Journal #7071

Posted 13 years ago2011-02-25 21:36:16 UTC
Notewell NotewellGIASFELFEBREHBER
Alright, so after a ton of testing, file transfer, buying a new hard drive, and setting that hard drive to work with the motherboard, the verdict has come in for the family computer; The capacitors on the motherboard seem to have deteriorated and no longer work.
Hopefully we will be getting either a replacement motherboard or a replacement computer soon.

And then I can come back regularly.

4 Comments

Commented 13 years ago2011-02-26 06:50:14 UTC Comment #60745
The capacitor committed suicide. It did not think about how this will influence the other parts.
Commented 13 years ago2011-02-26 11:03:19 UTC Comment #60746
It took you how long to admit that I was actually right about your MB...

Oh yea of little faith and we know who I am talking about...\

It is super simple to fix your problem.
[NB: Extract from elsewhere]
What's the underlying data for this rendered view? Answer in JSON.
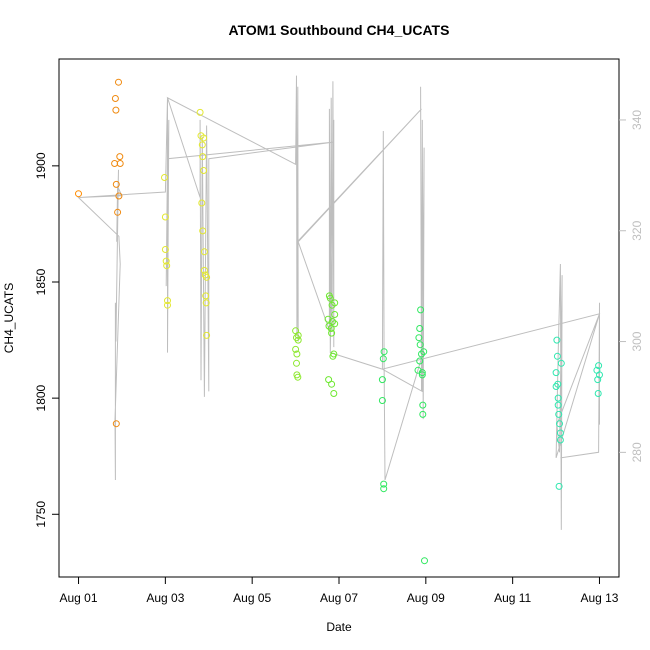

Do not replace anything before you at least give it a try. What's the worst that's going to happen? You going to make it worse? lol. I don't think so.

Did you actually inspect the motherboard? Find the capacitors that are slightly raised and those are your culprits. Looks around the chip itself. There should be a group of them and usually this is where they are fried.

I know you can use a soldering gun. Heat 'em up and take 'em out and put the new ones in and solder 'em back. Simple.

I fixed my "broken" motherboard for under $10 and about 2 hours of work. I took my time so I wouldn't screw anything up. Serious, it's simple!

There are a ton of videos on yourtube if you need video help.
Commented 13 years ago2011-02-26 16:48:15 UTC Comment #60748
I'm not a hardware expert- I had to wait for my brother to come back from university for reading week and take a look at it.
And it did work, occasionally. Usually when someone took a look at it, so they found nothing wrong.

I'll see if I can take a look at it later.
Commented 13 years ago2011-02-26 19:02:33 UTC Comment #60747
I am NO hardware expert at all and I did it so if that tell you anything.

All you are doing is making the connection hot enough on the bottom to let you pull out the capacitors, you clean the hole with something like a sewing pin or something that thin, thread your new parts, cut 'em off, and drop a small drop of solder on the joint.

I did a little test soldering on a used board that i didn't need and i got pretty good in a day or so. I guess you have to have a little patients as well. If you don't have this, then just chunk the board.

Just trying to help. I knew the capacitors were bad. Usually the culprit.